Hong Kong Third 'A' Division League
- Founded: 1951
- Folded: 2012
- Country: Hong Kong
- Confederation: AFC
- Number of clubs: 19
- Level on pyramid: 3
- Promotion to: Hong Kong Second Division League
- Relegation to: Hong Kong Fourth Division League
- Domestic cup: Hong Kong Junior Challenge Shield
- Last champions: Eastern (2011–12)
- Website: HKFA
- Current: 2011–12 Third Division League

= Hong Kong Third A Division League =

Hong Kong Third 'A' Division League was a division of the third overall tier of the Hong Kong football league system organised by the Hong Kong Football Association in Hong Kong, along with Hong Kong Third 'District' Division League. It was folded in 2012 as Hong Kong Third 'A' Division League and Hong Kong Third 'District' Division League are merged into one.

Hong Kong Third 'A' Division League is introduced in 1951. The first two teams of the league, with the first two teams of Hong Kong Third 'District' Division League, qualify to the Hong Kong Third Division League final round. The champion and the second of the final round are promoted to the Hong Kong Second Division League.
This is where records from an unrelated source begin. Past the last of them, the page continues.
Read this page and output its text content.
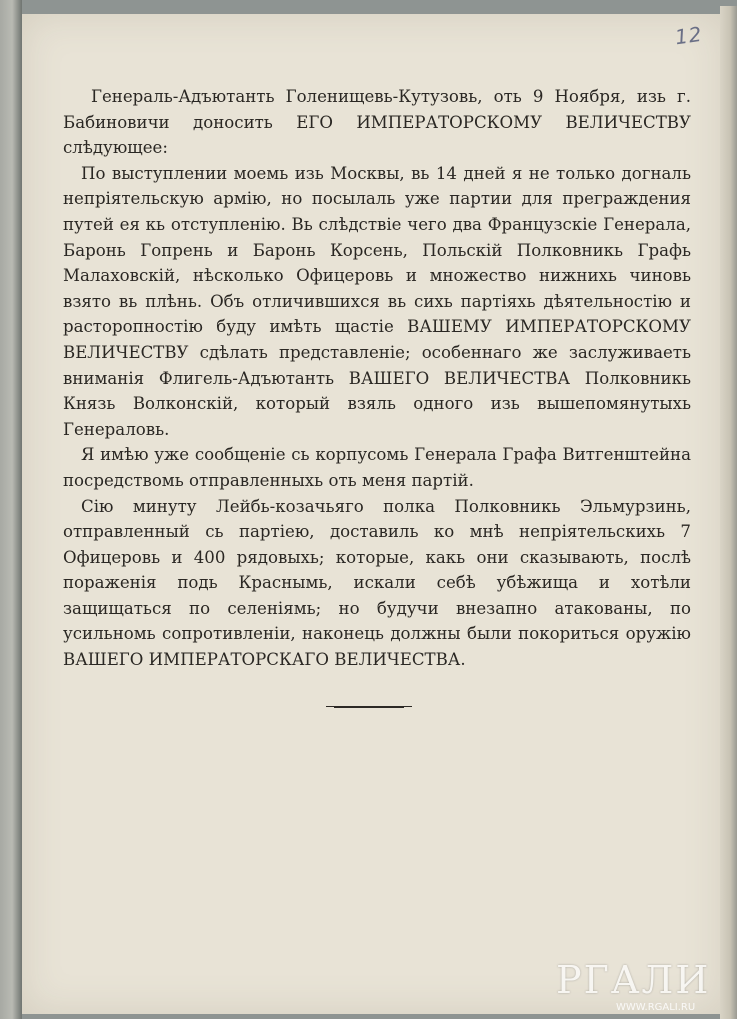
12

Генераль-Адъютанть Голенищевь-Кутузовь, оть 9 Ноября, изь г. Бабиновичи доносить ЕГО ИМПЕРАТОРСКОМУ ВЕЛИЧЕСТВУ слѣдующее:

По выступлении моемь изь Москвы, вь 14 дней я не только догналь непріятельскую армію, но посылаль уже партии для преграждения путей ея кь отступленію. Вь слѣдствіе чего два Французскіе Генерала, Баронь Гопрень и Баронь Корсень, Польскій Полковникь Графь Малаховскій, нѣсколько Офицеровь и множество нижнихь чиновь взято вь плѣнь. Объ отличившихся вь сихь партіяхь дѣятельностію и расторопностію буду имѣть щастіе ВАШЕМУ ИМПЕРАТОРСКОМУ ВЕЛИЧЕСТВУ сдѣлать представленіе; особеннаго же заслуживаеть вниманія Флигель-Адъютанть ВАШЕГО ВЕЛИЧЕСТВА Полковникь Князь Волконскій, который взяль одного изь вышепомянутыхь Генераловь.

Я имѣю уже сообщеніе сь корпусомь Генерала Графа Витгенштейна посредствомь отправленныхь оть меня партій.

Сію минуту Лейбь-козачьяго полка Полковникь Эльмурзинь, отправленный сь партіею, доставиль ко мнѣ непріятельскихь 7 Офицеровь и 400 рядовыхь; которые, какь они сказывають, послѣ пораженія подь Краснымь, искали себѣ убѣжища и хотѣли защищаться по селеніямь; но будучи внезапно атакованы, по усильномь сопротивленіи, наконець должны были покориться оружію ВАШЕГО ИМПЕРАТОРСКАГО ВЕЛИЧЕСТВА.

РГАЛИ
WWW.RGALI.RU
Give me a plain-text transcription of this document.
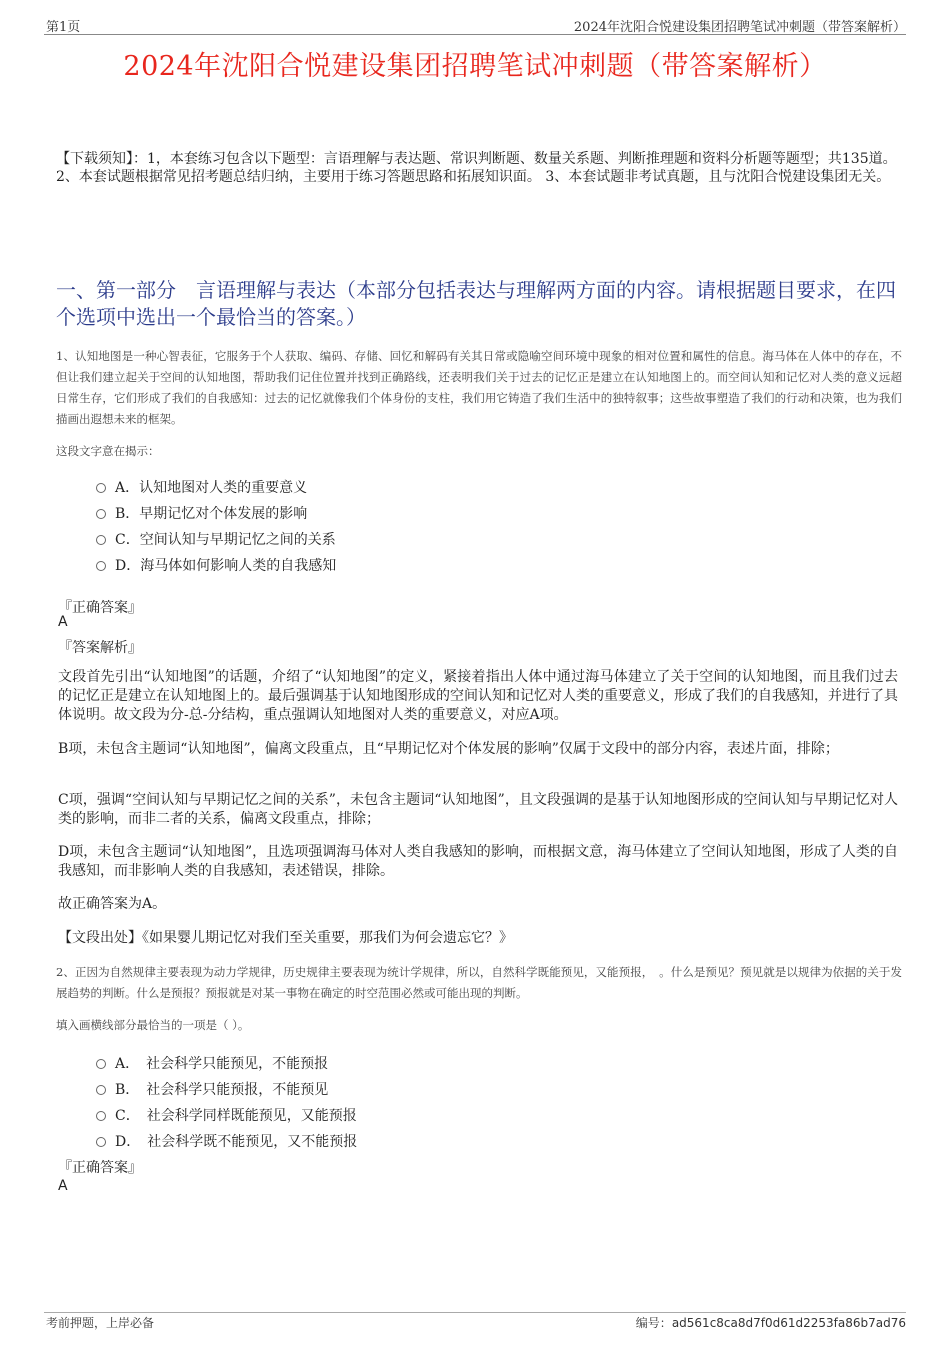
第1页	2024年沈阳合悦建设集团招聘笔试冲刺题（带答案解析）
2024年沈阳合悦建设集团招聘笔试冲刺题（带答案解析）
【下载须知】：1，本套练习包含以下题型：言语理解与表达题、常识判断题、数量关系题、判断推理题和资料分析题等题型；共135道。 2、本套试题根据常见招考题总结归纳，主要用于练习答题思路和拓展知识面。 3、本套试题非考试真题，且与沈阳合悦建设集团无关。
一、第一部分　言语理解与表达（本部分包括表达与理解两方面的内容。请根据题目要求，在四个选项中选出一个最恰当的答案。）
1、认知地图是一种心智表征，它服务于个人获取、编码、存储、回忆和解码有关其日常或隐喻空间环境中现象的相对位置和属性的信息。海马体在人体中的存在，不但让我们建立起关于空间的认知地图，帮助我们记住位置并找到正确路线，还表明我们关于过去的记忆正是建立在认知地图上的。而空间认知和记忆对人类的意义远超日常生存，它们形成了我们的自我感知：过去的记忆就像我们个体身份的支柱，我们用它铸造了我们生活中的独特叙事；这些故事塑造了我们的行动和决策，也为我们描画出遐想未来的框架。
这段文字意在揭示：
A．认知地图对人类的重要意义
B．早期记忆对个体发展的影响
C．空间认知与早期记忆之间的关系
D．海马体如何影响人类的自我感知
『正确答案』
A
『答案解析』
文段首先引出“认知地图”的话题，介绍了“认知地图”的定义，紧接着指出人体中通过海马体建立了关于空间的认知地图，而且我们过去的记忆正是建立在认知地图上的。最后强调基于认知地图形成的空间认知和记忆对人类的重要意义，形成了我们的自我感知，并进行了具体说明。故文段为分-总-分结构，重点强调认知地图对人类的重要意义，对应A项。
B项，未包含主题词“认知地图”，偏离文段重点，且“早期记忆对个体发展的影响”仅属于文段中的部分内容，表述片面，排除；
C项，强调“空间认知与早期记忆之间的关系”，未包含主题词“认知地图”，且文段强调的是基于认知地图形成的空间认知与早期记忆对人类的影响，而非二者的关系，偏离文段重点，排除；
D项，未包含主题词“认知地图”，且选项强调海马体对人类自我感知的影响，而根据文意，海马体建立了空间认知地图，形成了人类的自我感知，而非影响人类的自我感知，表述错误，排除。
故正确答案为A。
【文段出处】《如果婴儿期记忆对我们至关重要，那我们为何会遗忘它？》
2、正因为自然规律主要表现为动力学规律，历史规律主要表现为统计学规律，所以，自然科学既能预见，又能预报，　。什么是预见？预见就是以规律为依据的关于发展趋势的判断。什么是预报？预报就是对某一事物在确定的时空范围必然或可能出现的判断。
填入画横线部分最恰当的一项是（ ）。
A．　社会科学只能预见，不能预报
B．　社会科学只能预报，不能预见
C．　社会科学同样既能预见，又能预报
D．　社会科学既不能预见，又不能预报
『正确答案』
A
考前押题，上岸必备	编号：ad561c8ca8d7f0d61d2253fa86b7ad76
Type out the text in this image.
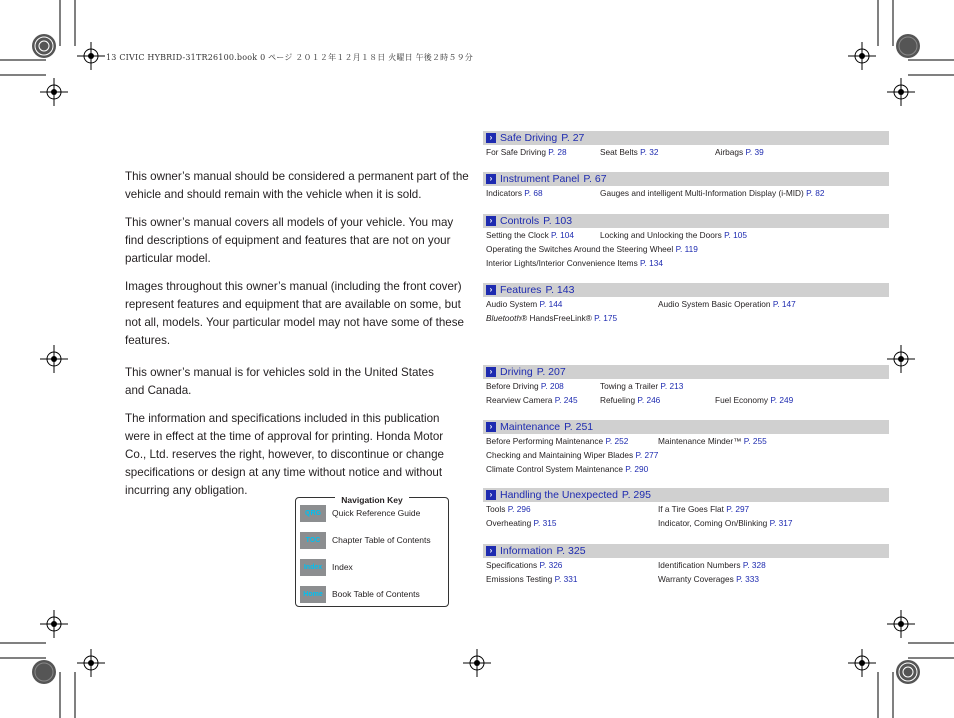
13 CIVIC HYBRID-31TR26100.book 0 ページ ２０１２年１２月１８日 火曜日 午後２時５９分

This owner’s manual should be considered a permanent part of the vehicle and should remain with the vehicle when it is sold.

This owner’s manual covers all models of your vehicle. You may find descriptions of equipment and features that are not on your particular model.

Images throughout this owner’s manual (including the front cover) represent features and equipment that are available on some, but not all, models. Your particular model may not have some of these features.

This owner’s manual is for vehicles sold in the United States and Canada.

The information and specifications included in this publication were in effect at the time of approval for printing. Honda Motor Co., Ltd. reserves the right, however, to discontinue or change specifications or design at any time without notice and without incurring any obligation.

Navigation Key
QRG	Quick Reference Guide
TOC	Chapter Table of Contents
Index	Index
Home	Book Table of Contents
› Safe Driving P. 27
For Safe Driving P. 28	Seat Belts P. 32	Airbags P. 39
› Instrument Panel P. 67
Indicators P. 68	Gauges and intelligent Multi-Information Display (i-MID) P. 82
› Controls P. 103
Setting the Clock P. 104	Locking and Unlocking the Doors P. 105
Operating the Switches Around the Steering Wheel P. 119
Interior Lights/Interior Convenience Items P. 134
› Features P. 143
Audio System P. 144	Audio System Basic Operation P. 147
Bluetooth® HandsFreeLink® P. 175
› Driving P. 207
Before Driving P. 208	Towing a Trailer P. 213
Rearview Camera P. 245	Refueling P. 246	Fuel Economy P. 249
› Maintenance P. 251
Before Performing Maintenance P. 252	Maintenance Minder™ P. 255
Checking and Maintaining Wiper Blades P. 277
Climate Control System Maintenance P. 290
› Handling the Unexpected P. 295
Tools P. 296	If a Tire Goes Flat P. 297
Overheating P. 315	Indicator, Coming On/Blinking P. 317
› Information P. 325
Specifications P. 326	Identification Numbers P. 328
Emissions Testing P. 331	Warranty Coverages P. 333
For other two teams, they are still in their third division league.

Teams from this division, as well as from Hong Kong Third 'A' Division League, enter the Hong Kong Junior Challenge Shield.

==Project Phoenix==
Project Phoenix is a project held by Hong Kong Football Association which aims to make changes on and help Hong Kong football to develop. The project suggests to merge Hong Kong Third 'A' Division League and Hong Kong Third 'District' Division League into one and form the Hong Kong Fourth Division League which will be the bottom tier of Hong Kong football league system.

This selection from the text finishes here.